One final point, and this is an obvious one…if you are planning on partaking within any form of exercise ensure to stay hydrated – take a bottle of water with you! This will help to regulate your body temperature and transport vital nutrients to working muscles, ensuring that you can perform at your maximum level. If you are planning on engaging in physical activity, and are unsure where to start, pop in and see the Team at the Sports Centre, and we can look to provide you with guidance and structure to get you on the right path towards achieving your health and fitness goals this Semester.

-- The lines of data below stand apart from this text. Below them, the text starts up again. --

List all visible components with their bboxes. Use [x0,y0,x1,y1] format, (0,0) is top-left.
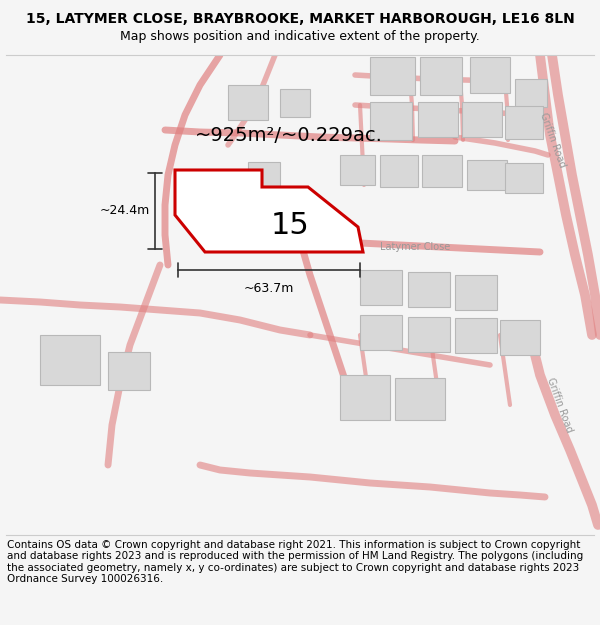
Text: ~24.4m: ~24.4m [100,204,150,217]
Bar [108,352,150,390]
Bar [515,79,547,107]
Bar [408,317,450,352]
Polygon shape [175,170,363,252]
Text: Griffin Road: Griffin Road [545,376,575,434]
Bar [380,155,418,187]
Bar [370,57,415,95]
Bar [395,378,445,420]
Bar [422,155,462,187]
Bar [360,315,402,350]
Bar [248,162,280,187]
Bar [420,57,462,95]
Bar [360,270,402,305]
Text: Map shows position and indicative extent of the property.: Map shows position and indicative extent… [120,30,480,43]
Text: ~925m²/~0.229ac.: ~925m²/~0.229ac. [195,126,383,145]
Bar [455,318,497,353]
Bar [505,163,543,193]
Bar [455,275,497,310]
Bar [268,189,306,219]
Bar [470,57,510,93]
Bar [370,102,412,140]
Text: Contains OS data © Crown copyright and database right 2021. This information is : Contains OS data © Crown copyright and d… [7,539,583,584]
Text: ~63.7m: ~63.7m [244,282,294,295]
Bar [505,106,543,139]
Text: Griffin Road: Griffin Road [538,111,568,169]
Bar [340,155,375,185]
Bar [467,160,507,190]
Bar [418,102,458,137]
Bar [40,335,100,385]
Text: Latymer Close: Latymer Close [380,242,450,252]
Bar [340,375,390,420]
Bar [500,320,540,355]
Text: 15, LATYMER CLOSE, BRAYBROOKE, MARKET HARBOROUGH, LE16 8LN: 15, LATYMER CLOSE, BRAYBROOKE, MARKET HA… [26,12,574,26]
Text: 15: 15 [271,211,310,239]
Bar [462,102,502,137]
Bar [228,85,268,120]
Bar [280,89,310,117]
Bar [408,272,450,307]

Swimming pool facility within the University's Sports Centre

4th February 2019: FOOD FOR THE MIND

Many of us often consider food as something that somehow ‘solves an issue’ - whether it be feeling hungry, bored, tired, happy or sad… But not many people remember or even realise what the power of food can do for our minds. The term ‘superfood’ is frequently used for various different reasons, and an important one of these reasons is that there are several key foods which really help improve the power of our brains. Whether you’re busy at work or with your studies, planning for a special event or holiday (or just generally busy!) it’s really important to maintain a nutritious diet that will keep us both physically energised and mentally focused. Here are a few key foods that can really help our brains during exam time or leading up to an important event:

Wholegrains - like every other part of our bodies, our brains can’t work properly without energy. Concentration and focus comes from a regular and sufficient supply of energy being delivered to our brain. To achieve this, we should incorporate low GI grains into our diets which release energy slowly and steadily. Where possible, cut out refined sugars and starch and choose wholemeal bread, wholewheat pasta, brown rice, wholegrain cereal… and you will start to notice the improvement in your concentration during lectures or revision time!

Oily Fish - not everyone’s favourite item on the menu, but they do contain essential fatty acids that we can’t produce ourselves so we have to get through our diet. These EFAs help improve our brain functioning power and encourages production of the ‘good mood’ chemical, serotonin which can do wonders for helping manage stress levels. If you don’t like the strong taste of oily fish such as salmon or mackerel, try including them subtly in a fish pie or fishcake mixed with other milder flavoured fish and mashed potato.

If you’re vegetarian or vegan, linseeds or chia seeds can do a similar job. Pumpkin seeds are also a great ingredient - very rich in zinc, which is essential for enhancing memory and thinking skills. They are also full of the stress-busting chemical, magnesium. Nuts are another brilliant snack that are rich in vitamin E, handy to keep with you when you’re constantly on the go and keeping on top of a heavy workload.

Broccoli - a great source of vitamin K, which is known to enhance cognitive function and improve brainpower. Studies have found that because broccoli contains a high quantity of compounds called glucosinolates, it can help keep our neurotransmitters functioning better and for longer, allowing the central nervous system do its job properly and keep our memories sharp.